Lumbar Spinal Stenosis with Moderate to Severe Symptoms — What to Do When Medical and Interventional Treatment Has Not Worked
This protocol addresses patients with lumbar spinal stenosis presenting with moderate to severe symptoms whose condition did not respond adequately to an initial structured course of medical and interventional treatment.
Clinical Scenario
Patients experience moderate to severe lumbar spinal stenosis symptoms — typically neurogenic claudication or radicular leg symptoms — that have persisted or proved insufficient to control despite a full trial of non-surgical management.

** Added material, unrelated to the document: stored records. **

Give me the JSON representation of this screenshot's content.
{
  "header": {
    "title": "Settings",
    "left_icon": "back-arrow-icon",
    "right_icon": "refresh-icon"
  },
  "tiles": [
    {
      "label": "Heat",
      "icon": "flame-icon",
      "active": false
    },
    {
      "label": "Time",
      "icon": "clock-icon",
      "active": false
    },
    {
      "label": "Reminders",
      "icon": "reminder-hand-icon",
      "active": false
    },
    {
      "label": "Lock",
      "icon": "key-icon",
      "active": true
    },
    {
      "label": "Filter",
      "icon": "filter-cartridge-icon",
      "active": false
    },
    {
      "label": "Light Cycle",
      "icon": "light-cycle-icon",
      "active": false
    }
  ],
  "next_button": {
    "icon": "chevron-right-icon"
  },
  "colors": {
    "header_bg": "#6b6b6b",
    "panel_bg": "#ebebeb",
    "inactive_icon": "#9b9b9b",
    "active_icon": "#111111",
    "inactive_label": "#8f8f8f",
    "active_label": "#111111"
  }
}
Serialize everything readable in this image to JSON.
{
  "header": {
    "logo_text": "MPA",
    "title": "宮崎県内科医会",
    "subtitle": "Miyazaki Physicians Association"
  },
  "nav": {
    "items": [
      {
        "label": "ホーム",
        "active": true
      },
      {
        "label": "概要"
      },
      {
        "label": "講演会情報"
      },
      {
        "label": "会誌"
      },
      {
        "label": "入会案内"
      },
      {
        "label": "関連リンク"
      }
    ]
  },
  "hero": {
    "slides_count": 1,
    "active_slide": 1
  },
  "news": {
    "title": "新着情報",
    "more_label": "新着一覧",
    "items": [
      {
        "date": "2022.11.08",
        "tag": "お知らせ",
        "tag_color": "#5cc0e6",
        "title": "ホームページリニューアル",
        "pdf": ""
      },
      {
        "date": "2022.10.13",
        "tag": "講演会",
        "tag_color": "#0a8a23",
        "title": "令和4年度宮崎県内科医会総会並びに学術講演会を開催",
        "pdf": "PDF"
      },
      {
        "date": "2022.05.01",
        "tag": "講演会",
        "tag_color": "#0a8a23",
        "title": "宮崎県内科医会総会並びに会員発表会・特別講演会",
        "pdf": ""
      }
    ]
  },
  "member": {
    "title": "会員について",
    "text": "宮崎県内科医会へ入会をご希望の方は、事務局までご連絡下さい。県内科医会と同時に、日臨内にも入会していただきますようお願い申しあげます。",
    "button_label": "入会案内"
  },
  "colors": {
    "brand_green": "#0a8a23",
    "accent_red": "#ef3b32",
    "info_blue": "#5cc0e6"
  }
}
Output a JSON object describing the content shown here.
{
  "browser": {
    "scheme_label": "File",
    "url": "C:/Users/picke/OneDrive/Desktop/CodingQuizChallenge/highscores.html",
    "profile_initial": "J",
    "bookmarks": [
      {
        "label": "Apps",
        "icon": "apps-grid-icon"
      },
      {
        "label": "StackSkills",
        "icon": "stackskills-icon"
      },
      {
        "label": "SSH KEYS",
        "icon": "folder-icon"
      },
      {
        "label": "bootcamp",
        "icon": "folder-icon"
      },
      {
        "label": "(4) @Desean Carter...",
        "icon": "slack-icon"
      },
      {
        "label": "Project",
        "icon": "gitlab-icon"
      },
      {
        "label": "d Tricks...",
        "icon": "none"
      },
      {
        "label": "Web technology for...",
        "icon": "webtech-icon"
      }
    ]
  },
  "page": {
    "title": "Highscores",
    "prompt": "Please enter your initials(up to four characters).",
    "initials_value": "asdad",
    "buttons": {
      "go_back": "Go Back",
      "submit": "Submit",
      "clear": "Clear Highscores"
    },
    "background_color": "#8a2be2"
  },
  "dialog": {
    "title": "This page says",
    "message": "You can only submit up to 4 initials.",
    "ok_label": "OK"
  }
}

Previous Treatment & Why It Was Not Sufficient
Goals not met
A structured course of medical and interventional treatment was carried out, targeting short-term relief of neurogenic claudication or radicular symptoms, with the aim of increasing walking distance and decreasing back and leg pain.
That course included:
- Active physical therapy with exercise, patient education, and activity modification
- Oral analgesics, NSAIDs, and muscle relaxants; gabapentin added to the physical therapy programme
- Epidural steroid injection of the lumbar spine under fluoroscopic guidance (interlaminar or transforaminal/caudal)
- Use of a lumbosacral corset
When these measures do not achieve adequate relief within two weeks to six months, escalation to the next treatment step is indicated.
Next Step: Treatment Approach
Guidelines suggest a surgical approach involving decompression of the lumbar spine for appropriate patients. The complete protocol details the specific indication, patient-selection criteria, and the evidence base — all behind the link below.
Clinical Goals
The treatment aims for improvement in leg pain, back pain, and overall disability, together with improved walking ability.
References
- Decompressive surgery is suggested to improve outcomes in patients with moderate to severe symptoms of lumbar spinal stenosis.
- Medical/interventional treatment may be considered for patients with moderate symptoms of lumbar spinal stenosis.
- Surgery should be suggested, but only after a trial of medical/interventional treatment.
- Decompression alone is suggested for patients with leg predominant symptoms without instability.
- The authors concluded that although patients improved over the two year follow-up regardless of initial treatment, the decompressive surgery group reported greater improvement in leg pain, back pain and overall disability, with relative benefits decreasing over time, but remaining favorable.